Agá dos janízaros

Representação do século XVIII de uma agá dos janízaros

O Agá dos janízaros[1] (em turco otomano: یڭیچری أغاسی ; em turco: Yeniçeri ağası) foi um alto oficial militar e cortesão otomano, e comandante do corpo de janízaros. [2] Além do comandante-geral de todo o corpo, o título de "Aga dos Janízaros" também era usado pelos comandantes das guarnições provinciais dos Janízaros.

Nomeação e deveres

O agá foi escolhido pelo Sultão Otomano, mas não era necessariamente um janízaro. [2] Para garantir a lealdade muitas vezes incerta do corpo, Bajazeto II (r. 1481–1512) interrompeu a prática de nomear o sekbanbashi (o comandante dos regimentos sekban) para o cargo e, em vez disso, nomeou um membro de sua própria família para o cargo. [3] Geralmente eram pajens que tinham sido recrutados, como os janízaros, através do sistema devshirme, mas que depois tinham sido educados na escola do palácio, tendo depois provado a sua capacidade no serviço interno e privado do palácio (Enderûn), antes de serem nomeados para cargos de chefia no serviço externo do palácio (Birûn). [4]
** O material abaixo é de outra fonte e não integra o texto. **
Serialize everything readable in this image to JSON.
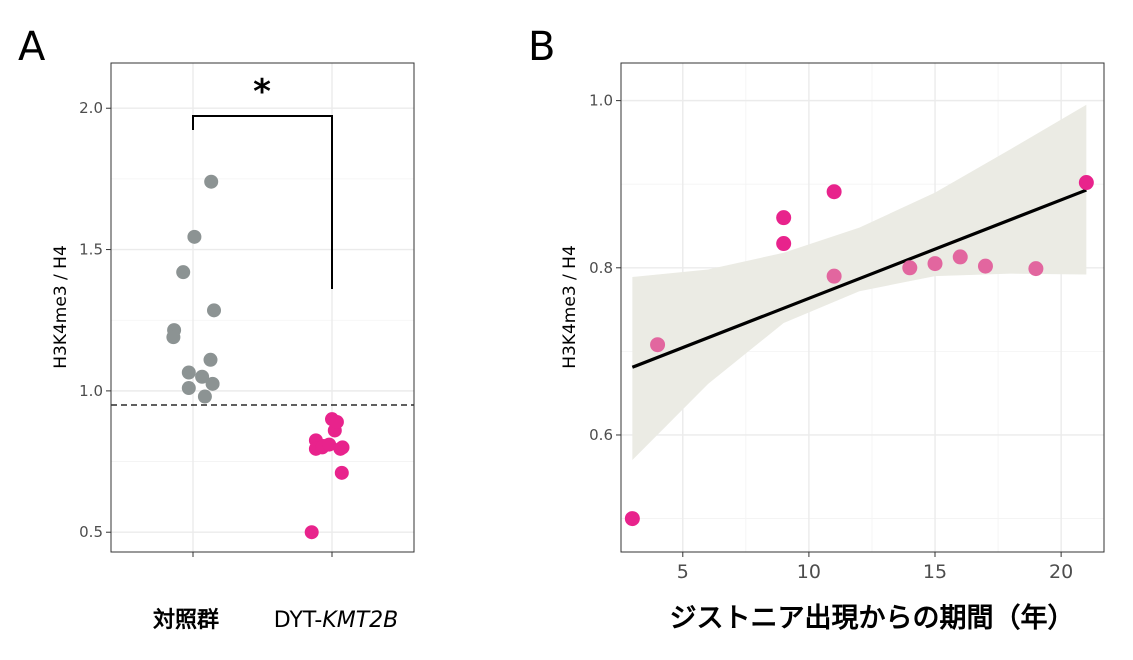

Ao mesmo tempo, Bayezid fundou a Ağa Bölükleri (lit. "tropas do agá"), inicialmente como a comitiva pessoal de agá e um meio de controlar o corpo; eventualmente, eles se tornaram unidades regulares de janízaros e, no final do século XVI, havia 61 regimentos no Ağa Bölükleri. [3] Enquanto o sistema devshirme era empregado, o agá era responsável por verificar os novos rapazes recrutados na chegada a Istambul em busca de falsificações ou pessoas desaparecidas; os seus subordinados examinavam então os rapazes e atribuíam-nos ao serviço do palácio ou ao corpo de janízaros. [5] À medida que o papel político dos janízaros aumentou no início do século XVII, a partir de 1641 os agás foram novamente nomeados dentre o corpo de janízaros. [6]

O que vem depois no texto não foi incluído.